Most of us can name some well-known franchises off the top of our heads—McDonald’s, Subway, Dunkin’ Donuts—but do you really understand what is franchising?

What is franchising?

Franchising is a business model. While we tend to think of fast food restaurants when we think about franchising, businesses of all kinds grow based on the franchise model. Consider your local strip mall. It might include a karate studio, a hair salon, a children’s tutoring service and a dry cleaner. All of those businesses are likely franchises. Customers like franchises because they know that whether they are in Chicago or San Diego, the product or service provided by XYZ franchise will be consistent. Consistence builds consumer confidence.

Franchisors sell the right to market a brand along with systems and procedures to ensure a consistent product or service to individuals in order to grow market share. The franchisee invests in the franchise, and in return receives support from the franchisor, gains access to suppliers, and earns the right to operate a business marketing a recognizable brand. The agreement between franchisor and franchisee ensures business growth for the former and drives customers to the latter.

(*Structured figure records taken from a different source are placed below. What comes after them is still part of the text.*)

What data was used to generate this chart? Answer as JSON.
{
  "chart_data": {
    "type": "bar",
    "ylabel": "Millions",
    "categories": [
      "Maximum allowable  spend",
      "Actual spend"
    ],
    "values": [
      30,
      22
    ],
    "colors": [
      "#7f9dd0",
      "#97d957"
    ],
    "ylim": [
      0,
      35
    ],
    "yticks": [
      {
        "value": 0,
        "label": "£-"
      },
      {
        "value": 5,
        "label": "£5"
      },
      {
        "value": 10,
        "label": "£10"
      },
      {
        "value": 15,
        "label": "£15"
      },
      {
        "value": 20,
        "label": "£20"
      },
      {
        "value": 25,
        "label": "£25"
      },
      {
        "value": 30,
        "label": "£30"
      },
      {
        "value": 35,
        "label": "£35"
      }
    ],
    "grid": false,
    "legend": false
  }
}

The advantages of franchising are many. In most cases, the franchisee will earn the right to market an established brand with an existing customer base. When a franchisee sets up shop, he benefits from the name recognition that creates interest in the new business. Franchises become successful by establishing proven, repeatable systems for running the business. The franchisee benefits from a roadmap for running the new business that might include procurement strategies, marketing plans and training. Compared to an independent startup, franchises can truly be turn-key businesses.